The unusual step taken by CNN seeks the immediate return of Acosta's pass, which was revoked after a tussle between the correspondent and a White House aide. The aide tried to take a microphone away from Acosta as he persisted in asking questions of Trump at a press conference last week. Trump has called the AT&T Inc. unit "fake news" and frequently disparaged Acosta.
"This is just more grandstanding from CNN," White House Press Secretary Sarah Sanders said. She added that Acosta had "physically refused to surrender the White House microphone" and that "this was not the first time this reporter has inappropriately refused to yield to other reporters."
Previously, Sanders justified the decision by accusing Acosta of "placing his hands" on the White House staffer.
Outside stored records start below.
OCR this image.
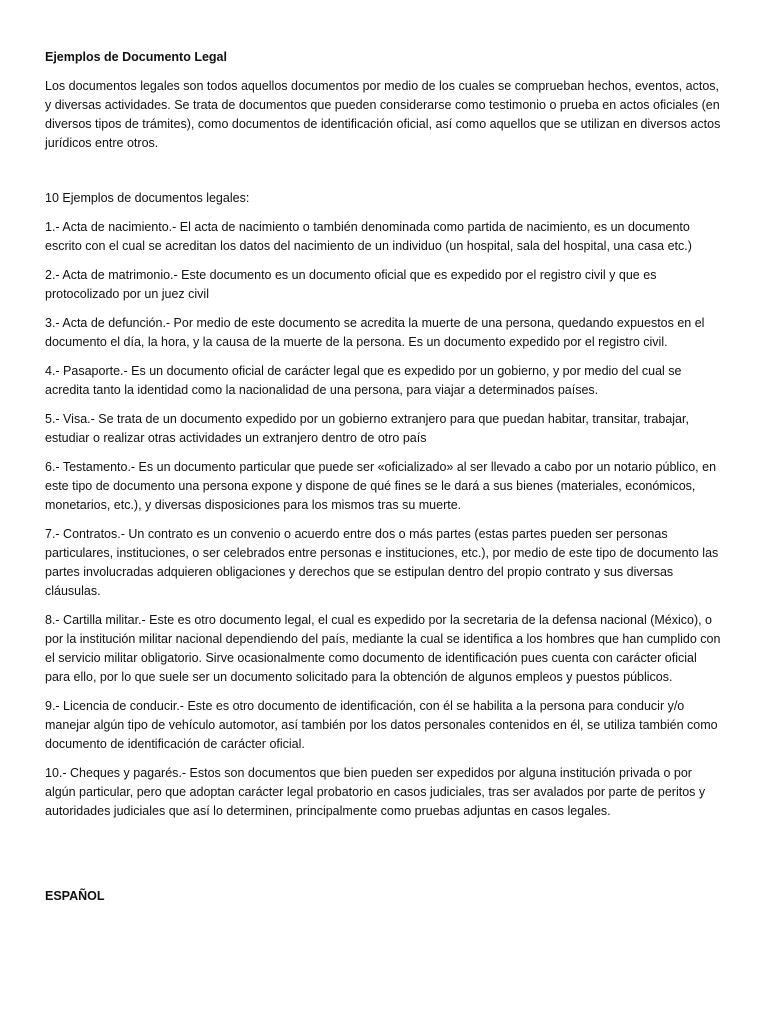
Ejemplos de Documento Legal

Los documentos legales son todos aquellos documentos por medio de los cuales se comprueban hechos, eventos, actos, y diversas actividades. Se trata de documentos que pueden considerarse como testimonio o prueba en actos oficiales (en diversos tipos de trámites), como documentos de identificación oficial, así como aquellos que se utilizan en diversos actos jurídicos entre otros.

10 Ejemplos de documentos legales:

1.- Acta de nacimiento.- El acta de nacimiento o también denominada como partida de nacimiento, es un documento escrito con el cual se acreditan los datos del nacimiento de un individuo (un hospital, sala del hospital, una casa etc.)

2.- Acta de matrimonio.- Este documento es un documento oficial que es expedido por el registro civil y que es protocolizado por un juez civil

3.- Acta de defunción.- Por medio de este documento se acredita la muerte de una persona, quedando expuestos en el documento el día, la hora, y la causa de la muerte de la persona. Es un documento expedido por el registro civil.

4.- Pasaporte.- Es un documento oficial de carácter legal que es expedido por un gobierno, y por medio del cual se acredita tanto la identidad como la nacionalidad de una persona, para viajar a determinados países.

5.- Visa.- Se trata de un documento expedido por un gobierno extranjero para que puedan habitar, transitar, trabajar, estudiar o realizar otras actividades un extranjero dentro de otro país

6.- Testamento.- Es un documento particular que puede ser «oficializado» al ser llevado a cabo por un notario público, en este tipo de documento una persona expone y dispone de qué fines se le dará a sus bienes (materiales, económicos, monetarios, etc.), y diversas disposiciones para los mismos tras su muerte.

7.- Contratos.- Un contrato es un convenio o acuerdo entre dos o más partes (estas partes pueden ser personas particulares, instituciones, o ser celebrados entre personas e instituciones, etc.), por medio de este tipo de documento las partes involucradas adquieren obligaciones y derechos que se estipulan dentro del propio contrato y sus diversas cláusulas.

8.- Cartilla militar.- Este es otro documento legal, el cual es expedido por la secretaria de la defensa nacional (México), o por la institución militar nacional dependiendo del país, mediante la cual se identifica a los hombres que han cumplido con el servicio militar obligatorio. Sirve ocasionalmente como documento de identificación pues cuenta con carácter oficial para ello, por lo que suele ser un documento solicitado para la obtención de algunos empleos y puestos públicos.

9.- Licencia de conducir.- Este es otro documento de identificación, con él se habilita a la persona para conducir y/o manejar algún tipo de vehículo automotor, así también por los datos personales contenidos en él, se utiliza también como documento de identificación de carácter oficial.

10.- Cheques y pagarés.- Estos son documentos que bien pueden ser expedidos por alguna institución privada o por algún particular, pero que adoptan carácter legal probatorio en casos judiciales, tras ser avalados por parte de peritos y autoridades judiciales que así lo determinen, principalmente como pruebas adjuntas en casos legales.

ESPAÑOL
That claim was disputed by many of Acosta's fellow White House reporters. In its lawsuit, CNN accused Sanders of sharing a video of the incident that "was apparently doctored" and had originated with InfoWars, an organization known for spreading conspiracy theories.
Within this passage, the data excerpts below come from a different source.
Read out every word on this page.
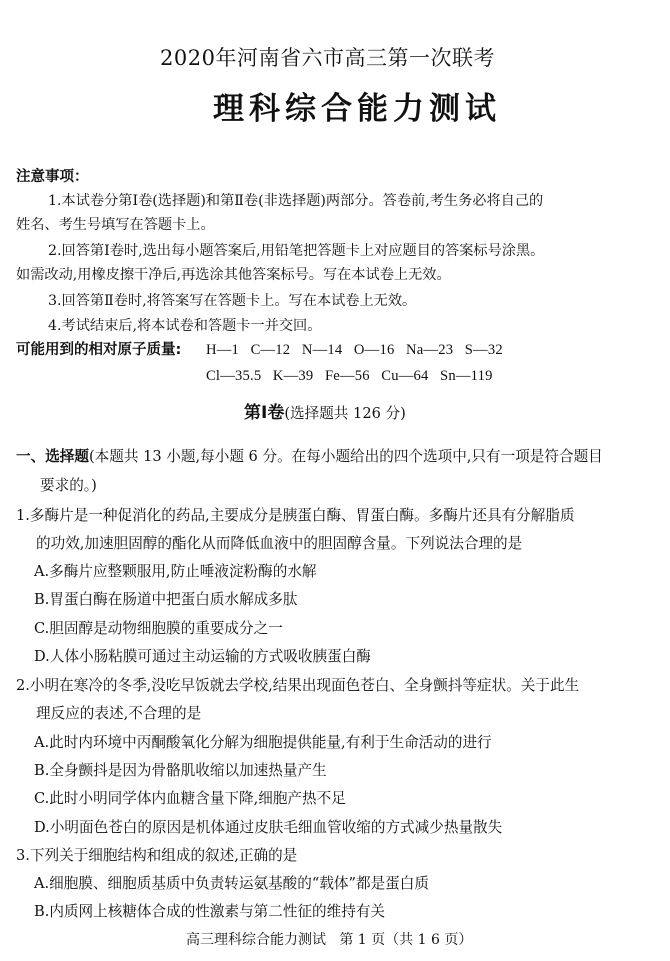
2020年河南省六市高三第一次联考
理科综合能力测试
注意事项：
1.本试卷分第Ⅰ卷(选择题)和第Ⅱ卷(非选择题)两部分。答卷前,考生务必将自己的
姓名、考生号填写在答题卡上。
2.回答第Ⅰ卷时,选出每小题答案后,用铅笔把答题卡上对应题目的答案标号涂黑。
如需改动,用橡皮擦干净后,再选涂其他答案标号。写在本试卷上无效。
3.回答第Ⅱ卷时,将答案写在答题卡上。写在本试卷上无效。
4.考试结束后,将本试卷和答题卡一并交回。
可能用到的相对原子质量: H—1   C—12   N—14   O—16   Na—23   S—32
Cl—35.5   K—39   Fe—56   Cu—64   Sn—119
第Ⅰ卷(选择题共 126 分)
一、选择题(本题共 13 小题,每小题 6 分。在每小题给出的四个选项中,只有一项是符合题目
要求的。)
1.多酶片是一种促消化的药品,主要成分是胰蛋白酶、胃蛋白酶。多酶片还具有分解脂质
的功效,加速胆固醇的酯化从而降低血液中的胆固醇含量。下列说法合理的是
A.多酶片应整颗服用,防止唾液淀粉酶的水解
B.胃蛋白酶在肠道中把蛋白质水解成多肽
C.胆固醇是动物细胞膜的重要成分之一
D.人体小肠粘膜可通过主动运输的方式吸收胰蛋白酶
2.小明在寒冷的冬季,没吃早饭就去学校,结果出现面色苍白、全身颤抖等症状。关于此生
理反应的表述,不合理的是
A.此时内环境中丙酮酸氧化分解为细胞提供能量,有利于生命活动的进行
B.全身颤抖是因为骨骼肌收缩以加速热量产生
C.此时小明同学体内血糖含量下降,细胞产热不足
D.小明面色苍白的原因是机体通过皮肤毛细血管收缩的方式减少热量散失
3.下列关于细胞结构和组成的叙述,正确的是
A.细胞膜、细胞质基质中负责转运氨基酸的“载体”都是蛋白质
B.内质网上核糖体合成的性激素与第二性征的维持有关
高三理科综合能力测试   第 1 页（共 1 6 页）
CNN's lawsuit threatens to throw its owner, AT&T, and the Trump administration back in court just months after the two sides squared off before a judge over whether AT&T can buy Time Warner. AT&T won the case, though the Justice Department has appealed the decision.
The White House revoked Acosta's pass that allows him unescorted on the White House grounds. Without his press credentials, Acosta's ability to perform his job as White House correspondent "is effectively eliminated," CNN said in its lawsuit.
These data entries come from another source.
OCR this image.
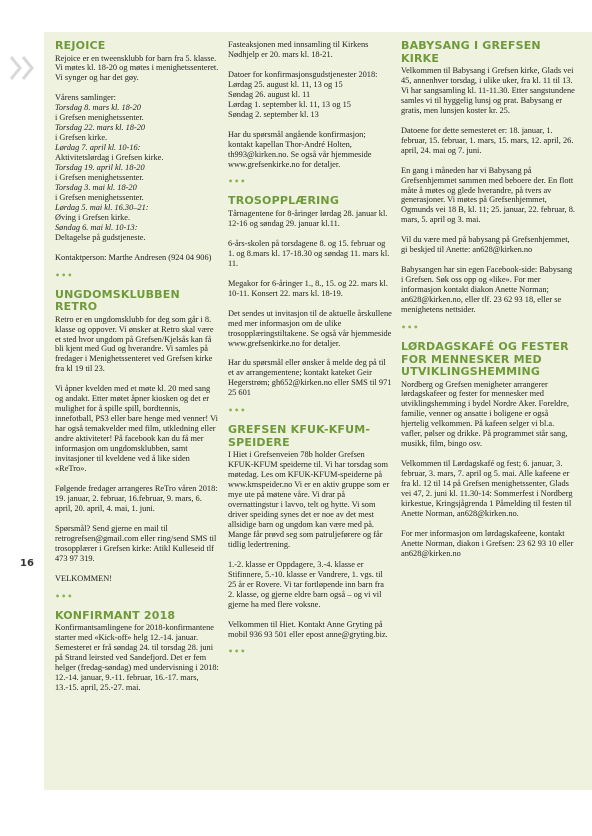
16
REJOICE

Rejoice er en tweensklubb for barn fra 5. klasse. Vi møtes kl. 18-20 og møtes i menighetssenteret. Vi synger og har det gøy.

Vårens samlinger:

Torsdag 8. mars kl. 18-20

i Grefsen menighetssenter.

Torsdag 22. mars kl. 18-20

i Grefsen kirke.

Lørdag 7. april kl. 10-16:

Aktivitetslørdag i Grefsen kirke.

Torsdag 19. april kl. 18-20

i Grefsen menighetssenter.

Torsdag 3. mai kl. 18-20

i Grefsen menighetssenter.

Lørdag 5. mai kl. 16.30–21:

Øving i Grefsen kirke.

Søndag 6. mai kl. 10-13:

Deltagelse på gudstjeneste.

Kontaktperson: Marthe Andresen (924 04 906)

•••
UNGDOMSKLUBBEN RETRO

Retro er en ungdomsklubb for deg som går i 8. klasse og oppover. Vi ønsker at Retro skal være et sted hvor ungdom på Grefsen/Kjelsås kan få bli kjent med Gud og hverandre. Vi samles på fredager i Menighetssenteret ved Grefsen kirke fra kl 19 til 23.

Vi åpner kvelden med et møte kl. 20 med sang og andakt. Etter møtet åpner kiosken og det er mulighet for å spille spill, bordtennis, innefotball, PS3 eller bare henge med venner! Vi har også temakvelder med film, utkledning eller andre aktiviteter! På facebook kan du få mer informasjon om ungdomsklubben, samt invitasjoner til kveldene ved å like siden «ReTro».

Følgende fredager arrangeres ReTro våren 2018: 19. januar, 2. februar, 16.februar, 9. mars, 6. april, 20. april, 4. mai, 1. juni.

Spørsmål? Send gjerne en mail til retrogrefsen@gmail.com eller ring/send SMS til trosopplærer i Grefsen kirke: Atikl Kulleseid tlf 473 97 319.

VELKOMMEN!

•••
KONFIRMANT 2018

Konfirmantsamlingene for 2018-konfirmantene starter med «Kick-off» helg 12.-14. januar. Semesteret er frå søndag 24. til torsdag 28. juni på Strand leirsted ved Sandefjord. Det er fem helger (fredag-søndag) med undervisning i 2018: 12.-14. januar, 9.-11. februar, 16.-17. mars, 13.-15. april, 25.-27. mai.

Fasteaksjonen med innsamling til Kirkens Nødhjelp er 20. mars kl. 18-21.

Datoer for konfirmasjonsgudstjenester 2018:
Lørdag 25. august kl. 11, 13 og 15
Søndag 26. august kl. 11
Lørdag 1. september kl. 11, 13 og 15
Søndag 2. september kl. 13

Har du spørsmål angående konfirmasjon; kontakt kapellan Thor-André Holten, th993@kirken.no. Se også vår hjemmeside www.grefsenkirke.no for detaljer.

•••
TROSOPPLÆRING

Tårnagentene for 8-åringer lørdag 28. januar kl. 12-16 og søndag 29. januar kl.11.

6-års-skolen på torsdagene 8. og 15. februar og 1. og 8.mars kl. 17-18.30 og søndag 11. mars kl. 11.

Megakor for 6-åringer 1., 8., 15. og 22. mars kl. 10-11. Konsert 22. mars kl. 18-19.

Det sendes ut invitasjon til de aktuelle årskullene med mer informasjon om de ulike trosopplæringstiltakene. Se også vår hjemmeside www.grefsenkirke.no for detaljer.

Har du spørsmål eller ønsker å melde deg på til et av arrangementene; kontakt kateket Geir Hegerstrøm; gh652@kirken.no eller SMS til 971 25 601

•••
GREFSEN KFUK-KFUM-SPEIDERE

I Hiet i Grefsenveien 78b holder Grefsen KFUK-KFUM speiderne til. Vi har torsdag som møtedag. Les om KFUK-KFUM-speiderne på www.kmspeider.no Vi er en aktiv gruppe som er mye ute på møtene våre. Vi drar på overnattingstur i lavvo, telt og hytte. Vi som driver speiding synes det er noe av det mest allsidige barn og ungdom kan være med på. Mange får prøvd seg som patruljeførere og får tidlig ledertrening.

1.-2. klasse er Oppdagere, 3.-4. klasse er Stifinnere, 5.-10. klasse er Vandrere, 1. vgs. til 25 år er Rovere. Vi tar fortløpende inn barn fra 2. klasse, og gjerne eldre barn også – og vi vil gjerne ha med flere voksne.

Velkommen til Hiet. Kontakt Anne Gryting på mobil 936 93 501 eller epost anne@gryting.biz.

•••
BABYSANG I GREFSEN KIRKE

Velkommen til Babysang i Grefsen kirke, Glads vei 45, annenhver torsdag, i ulike uker, fra kl. 11 til 13. Vi har sangsamling kl. 11-11.30. Etter sangstundene samles vi til hyggelig lunsj og prat. Babysang er gratis, men lunsjen koster kr. 25.

Datoene for dette semesteret er: 18. januar, 1. februar, 15. februar, 1. mars, 15. mars, 12. april, 26. april, 24. mai og 7. juni.

En gang i måneden har vi Babysang på Grefsenhjemmet sammen med beboere der. En flott måte å møtes og glede hverandre, på tvers av generasjoner. Vi møtes på Grefsenhjemmet, Ogmunds vei 18 B, kl. 11; 25. januar, 22. februar, 8. mars, 5. april og 3. mai.

Vil du være med på babysang på Grefsenhjemmet, gi beskjed til Anette: an628@kirken.no

Babysangen har sin egen Facebook-side: Babysang i Grefsen. Søk oss opp og «like». For mer informasjon kontakt diakon Anette Norman; an628@kirken.no, eller tlf. 23 62 93 18, eller se menighetens nettsider.

•••
LØRDAGSKAFÉ OG FESTER FOR MENNESKER MED UTVIKLINGSHEMMING

Nordberg og Grefsen menigheter arrangerer lørdagskafeer og fester for mennesker med utviklingshemming i bydel Nordre Aker. Foreldre, familie, venner og ansatte i boligene er også hjertelig velkommen. På kafeen selger vi bl.a. vafler, pølser og drikke. På programmet står sang, musikk, film, bingo osv.

Velkommen til Lørdagskafé og fest; 6. januar, 3. februar, 3. mars, 7. april og 5. mai. Alle kafeene er fra kl. 12 til 14 på Grefsen menighetssenter, Glads vei 47, 2. juni kl. 11.30-14: Sommerfest i Nordberg kirkestue, Kringsjågrenda 1 Påmelding til festen til Anette Norman, an628@kirken.no.

For mer informasjon om lørdagskafeene, kontakt Anette Norman, diakon i Grefsen: 23 62 93 10 eller an628@kirken.no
"While the suit is specific to CNN and Acosta, this could have happened to anyone," CNN said in a statement. "If left unchallenged, the actions of the White House could create a dangerous chilling effect for any journalist who covers our elected officials."
Named in the lawsuit are Trump, Sanders, Chief of Staff John Kelly and Deputy Chief of Staff Bill Shine.
The news network also filed a request for a temporary restraining order that would require the White House to immediately restore Acosta's credentials while the lawsuit for permanent reinstatement is pursued.
Speaking at a WSJ Tech D.Live conference Monday, AT&T CEO Randall Stephenson said the White House should follow a process before pulling a reporter's pass.
"Otherwise, what's the criterion for pulling someone's press credentials?" Stephenson said. "You didn't like the line of questioning? Well, that kind of seems to violate our protections of the freedom of press.''
The White House Correspondents' Association said in a statement that it supports CNN.